Ideal criteria for the question/frame (though we can imagine great questions not meeting all of these):
- It can be explained in a few sentences or pictures.
- It implicitly gets at one or more core challenges of the alignment problem.
- It is comprehensible to smart high schoolers/college students and not easily misunderstood. (Ideally the question can be visualized.)
- People don’t need an ML background to understand or answer the question.
- There are good answers besides solving the entire alignment problem.
- Answers might reveal people’s abilities to notice the hard parts of the alignment problem, avoid assuming these hard parts away, reason clearly, rule out bad/incomplete solutions, think independently, and think creatively
- People could write a response in under a few hours or several hundred words.
More examples we like:
- ARC’s Eliciting Latent Knowledge Problem, because it has clear visuals, is approachable to people without ML backgrounds, doesn’t bog people down in thinking about capabilities, and encourages people to demonstrate their thought process (with builder/breaker moves).

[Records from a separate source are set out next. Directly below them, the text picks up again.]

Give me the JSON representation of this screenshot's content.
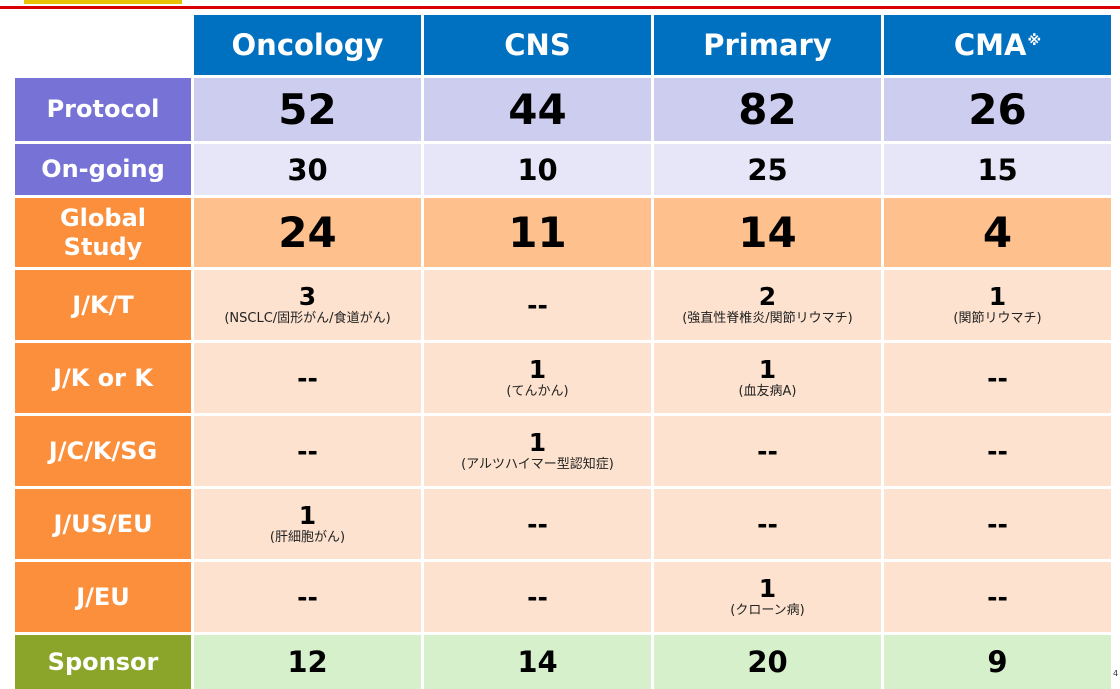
{
  "columns": [
    "Oncology",
    "CNS",
    "Primary",
    "CMA"
  ],
  "cma_mark": "※",
  "rows": {
    "protocol": {
      "label": "Protocol",
      "values": [
        "52",
        "44",
        "82",
        "26"
      ]
    },
    "ongoing": {
      "label": "On-going",
      "values": [
        "30",
        "10",
        "25",
        "15"
      ]
    },
    "global": {
      "label_line1": "Global",
      "label_line2": "Study",
      "values": [
        "24",
        "11",
        "14",
        "4"
      ]
    },
    "jkt": {
      "label": "J/K/T",
      "cells": [
        {
          "value": "3",
          "note": "(NSCLC/固形がん/食道がん)"
        },
        {
          "value": "--",
          "note": ""
        },
        {
          "value": "2",
          "note": "(強直性脊椎炎/関節リウマチ)"
        },
        {
          "value": "1",
          "note": "(関節リウマチ)"
        }
      ]
    },
    "jk": {
      "label": "J/K or K",
      "cells": [
        {
          "value": "--",
          "note": ""
        },
        {
          "value": "1",
          "note": "(てんかん)"
        },
        {
          "value": "1",
          "note": "(血友病A)"
        },
        {
          "value": "--",
          "note": ""
        }
      ]
    },
    "jcksg": {
      "label": "J/C/K/SG",
      "cells": [
        {
          "value": "--",
          "note": ""
        },
        {
          "value": "1",
          "note": "(アルツハイマー型認知症)"
        },
        {
          "value": "--",
          "note": ""
        },
        {
          "value": "--",
          "note": ""
        }
      ]
    },
    "juseu": {
      "label": "J/US/EU",
      "cells": [
        {
          "value": "1",
          "note": "(肝細胞がん)"
        },
        {
          "value": "--",
          "note": ""
        },
        {
          "value": "--",
          "note": ""
        },
        {
          "value": "--",
          "note": ""
        }
      ]
    },
    "jeu": {
      "label": "J/EU",
      "cells": [
        {
          "value": "--",
          "note": ""
        },
        {
          "value": "--",
          "note": ""
        },
        {
          "value": "1",
          "note": "(クローン病)"
        },
        {
          "value": "--",
          "note": ""
        }
      ]
    },
    "sponsor": {
      "label": "Sponsor",
      "values": [
        "12",
        "14",
        "20",
        "9"
      ]
    }
  },
  "page_mark": "4",
  "colors": {
    "header_blue": "#0070c0",
    "label_purple": "#7773d6",
    "label_orange": "#fb8f3c",
    "label_green": "#8aa529",
    "top_rule_red": "#d80000",
    "top_accent_yellow": "#e8c200"
  }
}
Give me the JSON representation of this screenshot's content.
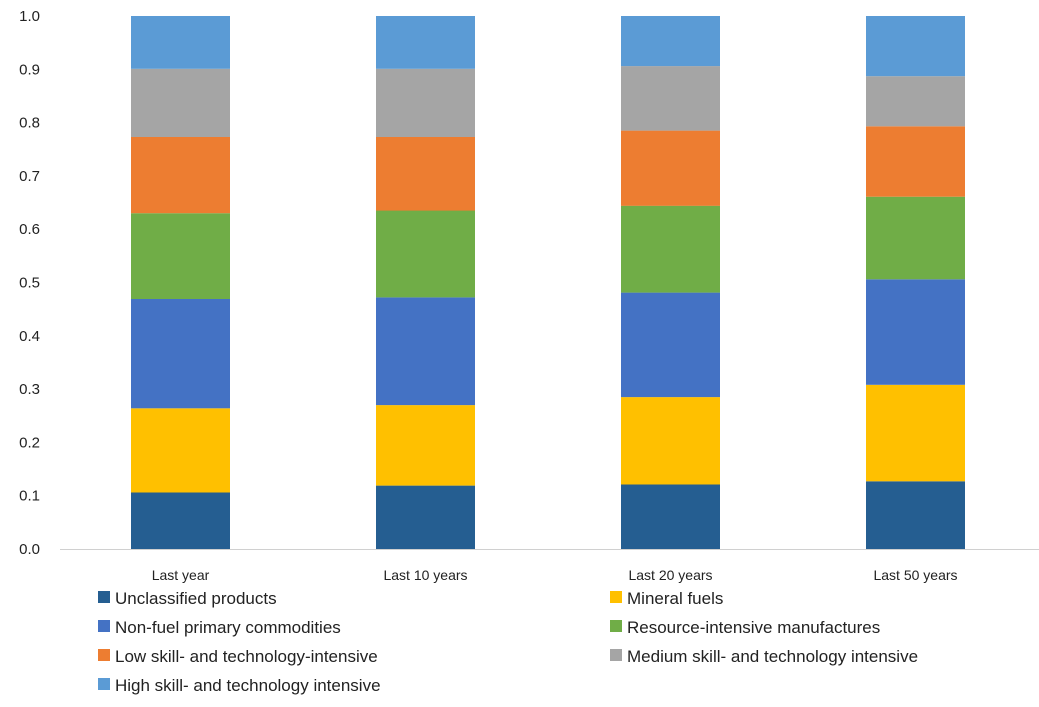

Limitations: It’s long, it usually takes a long time to develop proposals, and it focuses on how ARC approaches alignment.
- The Sorcerer’s Apprentice Problem from Disney’s Fantasia, because it has clear visuals, is accessible to quite young people and can be understood quickly, and might get people out of the headspace of ML solutions. Limitations: The connection to alignment is not obvious without a lot of context, and the magical/animated context might give people an impression of childishness.